Internet s’est développé avec un champ lexical laissant fantasmer son immatérialité. Nous « dématérialisons », créons des mondes « virtuels », stockons nos données dans le cloud. Mais tout cela est bien physique, et l’explosion de nos données sature des data centers en surchauffe. L’IA notamment, implique un stockage de datas astronomique. Face à ce constat, Martin Kunze, le créateur de Memory of Mankind (une archive des connaissances modernes à destination de nos descendants) s’est attelé – avec des entrepreneurs de la tech – à élaborer une alternative aux data centers traditionnels. Et si l’on gravait au laser nos données sur du verre recouvert de céramique ? Ainsi, est né Cerabyte, une solution de stockage écologique et économique.
Cerabyte est une solution pour le stockage des « cold datas ». Pourquoi leur gestion spécifique est-elle essentielle ?
Martin Kunze : Les cold datas représentent 70 % des datas stockées. Il s’agit d’un type de datas gardées sur des supports pendant de longues périodes et rarement récupérées. Par exemple, la photo d’un numéro qu’on prend dans un parking pour retrouver sa voiture et qu’on est ensuite trop paresseux pour effacer du cloud, ou de vieux documents qu’on garde « au cas où ». On retrouve cette paresse dans les entreprises, qui préfèrent souvent payer plus cher pour étendre leur cloud que d’effacer activement leurs datas. Pour des entreprises comme Amazon enfin, les cold datas sont la trace de tout ce que leurs clients regardent, achètent, des articles qu’ils retournent. Cela leur permet de dresser des profils d’utilisateurs. Mais on connait désormais un tournant avec l’IA. Une part considérable des cold datas concerne la façon dont les IA prennent les décisions. Et ces informations doivent être stockées pour des durées indéterminées.
Et en effet, Cruise, la société de véhicules autonomes de General Motors vient d’être condamnée à une amende d’1,5 million de dollars pour n’avoir pas été en mesure de livrer les datas d’un accident causé par l’une de ses voitures...
M. K. : Oui, car lorsqu’un accident mettant en cause une intelligence artificielle se produit, alors l’entreprise qui a utilisé l’IA doit fournir au tribunal les détails de la façon dont le système a pris la décision. Ces datas permettent de déterminer si un accident pourrait se produire à nouveau, de déterminer s’il s’agissait d’un mauvais paramétrage. Par conséquent, les IA impliquent une quantité énorme de cold datas.
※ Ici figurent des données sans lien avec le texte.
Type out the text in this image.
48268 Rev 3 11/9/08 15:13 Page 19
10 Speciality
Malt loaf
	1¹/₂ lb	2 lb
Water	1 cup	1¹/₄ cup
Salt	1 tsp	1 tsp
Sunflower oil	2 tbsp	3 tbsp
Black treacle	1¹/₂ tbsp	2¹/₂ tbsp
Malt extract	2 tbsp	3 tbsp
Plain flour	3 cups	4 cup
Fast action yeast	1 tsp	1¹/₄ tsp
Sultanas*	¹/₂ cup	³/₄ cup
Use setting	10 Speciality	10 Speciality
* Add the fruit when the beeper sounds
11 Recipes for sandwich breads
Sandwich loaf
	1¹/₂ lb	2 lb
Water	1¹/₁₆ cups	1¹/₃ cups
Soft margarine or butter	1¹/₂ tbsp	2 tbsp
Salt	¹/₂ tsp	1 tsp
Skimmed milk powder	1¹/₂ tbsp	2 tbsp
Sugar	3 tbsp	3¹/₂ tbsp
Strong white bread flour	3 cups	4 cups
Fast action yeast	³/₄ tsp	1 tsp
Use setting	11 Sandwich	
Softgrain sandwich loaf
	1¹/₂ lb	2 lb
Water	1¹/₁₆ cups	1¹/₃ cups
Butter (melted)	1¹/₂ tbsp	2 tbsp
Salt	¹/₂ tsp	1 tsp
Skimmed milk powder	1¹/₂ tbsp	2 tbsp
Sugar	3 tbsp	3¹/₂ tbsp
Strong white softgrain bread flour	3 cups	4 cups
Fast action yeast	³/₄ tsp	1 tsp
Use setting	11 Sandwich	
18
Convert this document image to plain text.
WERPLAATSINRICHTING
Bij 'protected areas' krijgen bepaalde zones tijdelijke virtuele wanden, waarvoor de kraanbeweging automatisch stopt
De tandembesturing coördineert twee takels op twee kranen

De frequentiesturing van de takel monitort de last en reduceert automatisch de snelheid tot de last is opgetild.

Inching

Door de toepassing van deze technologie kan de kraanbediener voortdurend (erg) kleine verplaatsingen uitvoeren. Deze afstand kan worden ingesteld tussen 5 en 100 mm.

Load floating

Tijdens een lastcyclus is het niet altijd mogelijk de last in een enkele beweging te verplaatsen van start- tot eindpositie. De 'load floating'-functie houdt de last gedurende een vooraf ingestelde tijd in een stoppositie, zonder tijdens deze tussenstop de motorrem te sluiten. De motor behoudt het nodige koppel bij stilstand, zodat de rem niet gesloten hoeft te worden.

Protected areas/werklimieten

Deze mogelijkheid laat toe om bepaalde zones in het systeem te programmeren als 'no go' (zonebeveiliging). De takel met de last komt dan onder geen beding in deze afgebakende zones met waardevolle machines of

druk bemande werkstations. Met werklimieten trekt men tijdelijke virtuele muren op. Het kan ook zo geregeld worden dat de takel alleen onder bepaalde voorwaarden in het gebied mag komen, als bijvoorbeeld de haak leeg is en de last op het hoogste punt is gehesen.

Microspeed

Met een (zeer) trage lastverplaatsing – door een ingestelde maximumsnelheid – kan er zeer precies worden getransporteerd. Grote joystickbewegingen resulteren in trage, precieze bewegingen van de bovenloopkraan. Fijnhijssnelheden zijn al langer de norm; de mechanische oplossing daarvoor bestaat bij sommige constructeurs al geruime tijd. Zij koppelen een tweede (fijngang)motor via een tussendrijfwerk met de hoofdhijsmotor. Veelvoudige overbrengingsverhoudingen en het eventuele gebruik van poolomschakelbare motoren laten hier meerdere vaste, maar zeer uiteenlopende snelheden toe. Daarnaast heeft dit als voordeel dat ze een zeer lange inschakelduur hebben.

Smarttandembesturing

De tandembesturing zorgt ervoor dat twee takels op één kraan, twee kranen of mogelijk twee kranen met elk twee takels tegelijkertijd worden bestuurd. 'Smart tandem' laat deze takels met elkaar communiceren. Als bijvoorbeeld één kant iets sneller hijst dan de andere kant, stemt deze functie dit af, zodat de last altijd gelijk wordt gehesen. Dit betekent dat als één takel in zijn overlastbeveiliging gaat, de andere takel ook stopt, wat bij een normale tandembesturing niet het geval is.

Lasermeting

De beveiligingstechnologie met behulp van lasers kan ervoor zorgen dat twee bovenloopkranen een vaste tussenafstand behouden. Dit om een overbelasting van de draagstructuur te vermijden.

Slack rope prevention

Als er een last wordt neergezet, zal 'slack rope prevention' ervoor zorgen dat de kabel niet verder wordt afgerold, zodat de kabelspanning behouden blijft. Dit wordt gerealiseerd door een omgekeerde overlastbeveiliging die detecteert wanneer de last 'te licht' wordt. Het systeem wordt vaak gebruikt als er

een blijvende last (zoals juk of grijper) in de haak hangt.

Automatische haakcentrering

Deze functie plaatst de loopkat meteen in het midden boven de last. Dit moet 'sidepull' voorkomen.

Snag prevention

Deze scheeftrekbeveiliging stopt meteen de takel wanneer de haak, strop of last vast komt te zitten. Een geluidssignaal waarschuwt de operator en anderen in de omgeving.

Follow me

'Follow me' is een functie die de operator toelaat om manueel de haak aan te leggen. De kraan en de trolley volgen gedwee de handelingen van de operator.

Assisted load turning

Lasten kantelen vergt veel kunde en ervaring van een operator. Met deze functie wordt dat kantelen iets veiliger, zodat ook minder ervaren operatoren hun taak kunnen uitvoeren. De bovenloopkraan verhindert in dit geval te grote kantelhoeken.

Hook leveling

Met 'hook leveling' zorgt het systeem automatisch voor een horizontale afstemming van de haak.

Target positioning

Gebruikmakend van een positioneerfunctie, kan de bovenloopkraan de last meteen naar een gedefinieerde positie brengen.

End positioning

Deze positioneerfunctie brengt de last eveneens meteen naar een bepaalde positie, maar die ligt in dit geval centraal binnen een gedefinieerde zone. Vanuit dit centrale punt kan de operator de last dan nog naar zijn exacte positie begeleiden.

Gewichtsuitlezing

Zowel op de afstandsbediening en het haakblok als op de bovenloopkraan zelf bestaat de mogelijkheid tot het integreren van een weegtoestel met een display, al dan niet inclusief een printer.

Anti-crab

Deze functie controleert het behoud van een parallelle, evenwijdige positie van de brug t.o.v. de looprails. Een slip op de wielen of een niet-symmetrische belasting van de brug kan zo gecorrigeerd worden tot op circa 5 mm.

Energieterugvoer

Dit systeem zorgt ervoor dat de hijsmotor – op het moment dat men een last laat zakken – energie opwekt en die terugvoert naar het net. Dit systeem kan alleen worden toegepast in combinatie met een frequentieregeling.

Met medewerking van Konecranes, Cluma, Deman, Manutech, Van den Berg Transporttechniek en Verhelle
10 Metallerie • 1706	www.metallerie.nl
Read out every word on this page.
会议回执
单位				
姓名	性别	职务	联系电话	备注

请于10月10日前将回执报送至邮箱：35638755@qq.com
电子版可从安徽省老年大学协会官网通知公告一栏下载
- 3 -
Microsoft a annoncé un investissement de 80 milliards de dollars dans des data centers dédiés à l’IA en 2025. Certains s’alarment du coût environnemental et énergétique colossal que cela impliquera. La firme travaille pourtant depuis des années à l’élaboration d’une technique de stockage sur verre, Silica Project. Mais le changement de modèle semble long à venir…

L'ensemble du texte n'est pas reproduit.